Hai voglia e fretta di partire
per sgranare altri canti
nell’egemonia estetica
dei tuoi gesti sontuosi;
e modulando la voce
più roca del mondo,
tornare nel tempo immutabile
che più ti assomiglia.
Forse stai morendo
o non esisti davvero.
Solo sei rose secche
tra i sassi, appena
un pezzo di strada
per questo repertorio in fiamme
di cui sei autrice sul palco.
È lì che smonti la trama
e inizi a slegarti.
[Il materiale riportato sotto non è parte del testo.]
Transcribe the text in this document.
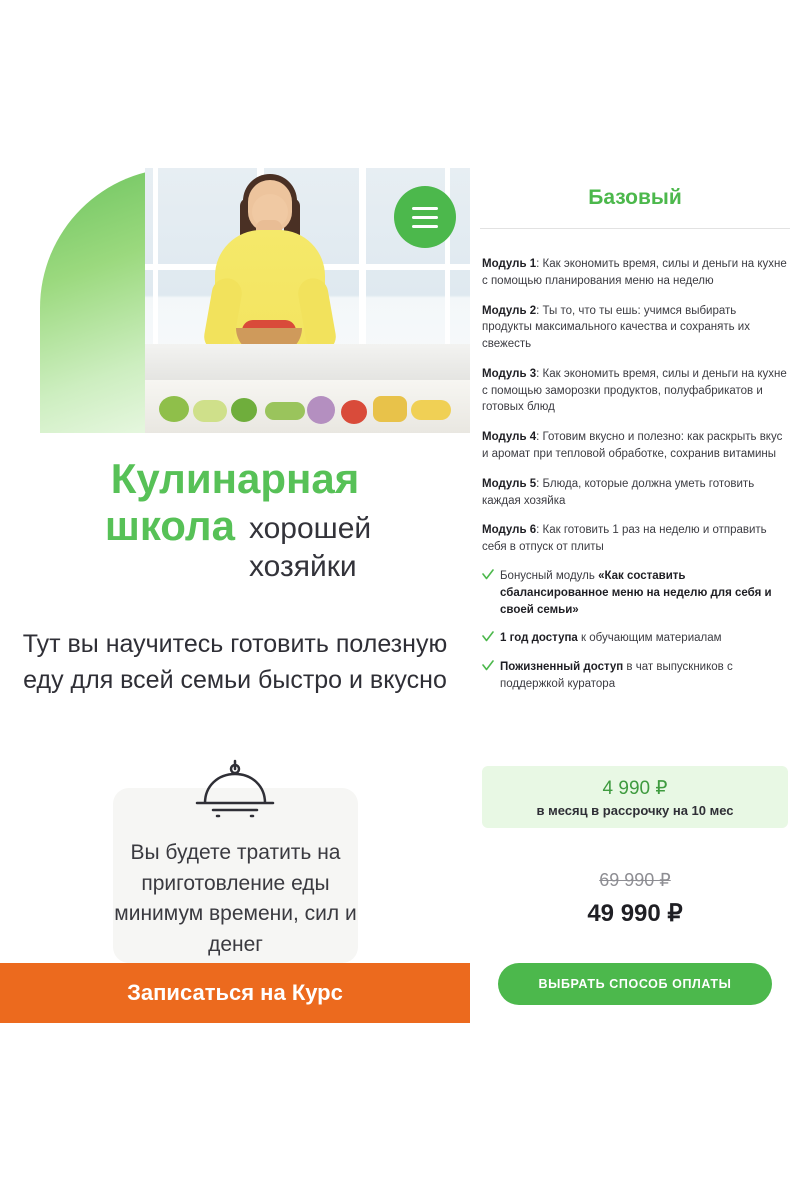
Кулинарная
школа хорошей
хозяйки
Тут вы научитесь готовить полезную еду для всей семьи быстро и вкусно
Вы будете тратить на приготовление еды минимум времени, сил и денег
Записаться на Курс
Базовый
Модуль 1: Как экономить время, силы и деньги на кухне с помощью планирования меню на неделю
Модуль 2: Ты то, что ты ешь: учимся выбирать продукты максимального качества и сохранять их свежесть
Модуль 3: Как экономить время, силы и деньги на кухне с помощью заморозки продуктов, полуфабрикатов и готовых блюд
Модуль 4: Готовим вкусно и полезно: как раскрыть вкус и аромат при тепловой обработке, сохранив витамины
Модуль 5: Блюда, которые должна уметь готовить каждая хозяйка
Модуль 6: Как готовить 1 раз на неделю и отправить себя в отпуск от плиты
Бонусный модуль «Как составить сбалансированное меню на неделю для себя и своей семьи»
1 год доступа к обучающим материалам
Пожизненный доступ в чат выпускников с поддержкой куратора
4 990 ₽
в месяц в рассрочку на 10 мес
69 990 ₽
49 990 ₽
ВЫБРАТЬ СПОСОБ ОПЛАТЫ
E come
un fiume che scorre
lontano dal mare,
te ne vai dalla scena
mentre dico ti amo.
(da RITORNO A BOLGHERI)
Un salto di luce
Noi che guardiamo il mondo
rasentiamo tetti e fori
e binari di fortuna,
noi in cima e sotto
ogni cosa, quando tutto,
dopo essersi alzato in volo
nel buio più elevato,
ricade davanti al limite
di antichi alfabeti. Con i segni
di un’emozione musicale
rimbalza allora
un altro codice della vita.
Ma la luce aspra
che entra sotto le palpebre
nulla dice dell’eternità,
né sorveglia l’estate
e la nostra folgorante, e quasi
insondabile presenza.
Biografia della sconosciuta
per Mario Tobino
Ha l’anonimato del lenzuolo bianco
la biografia della sconosciuta.
Seduta al banco delle sue verità,
questa bionda cresciuta sui ponti
ricorda un’eroina stralunata.
Vorrebbe di nuovo fuggire
ma ignora se vendere l’anima
sporgendosi dal balcone, o
legare la matita alle mani
per scavare nella sua reclusione
come una santa che sale e scende
fra i dissesti del mondo.
Pure questo vuole dire e fare
ma non sa a quale povertà
offrire i suoi inesauribili
accenti, il suo golfo mistico.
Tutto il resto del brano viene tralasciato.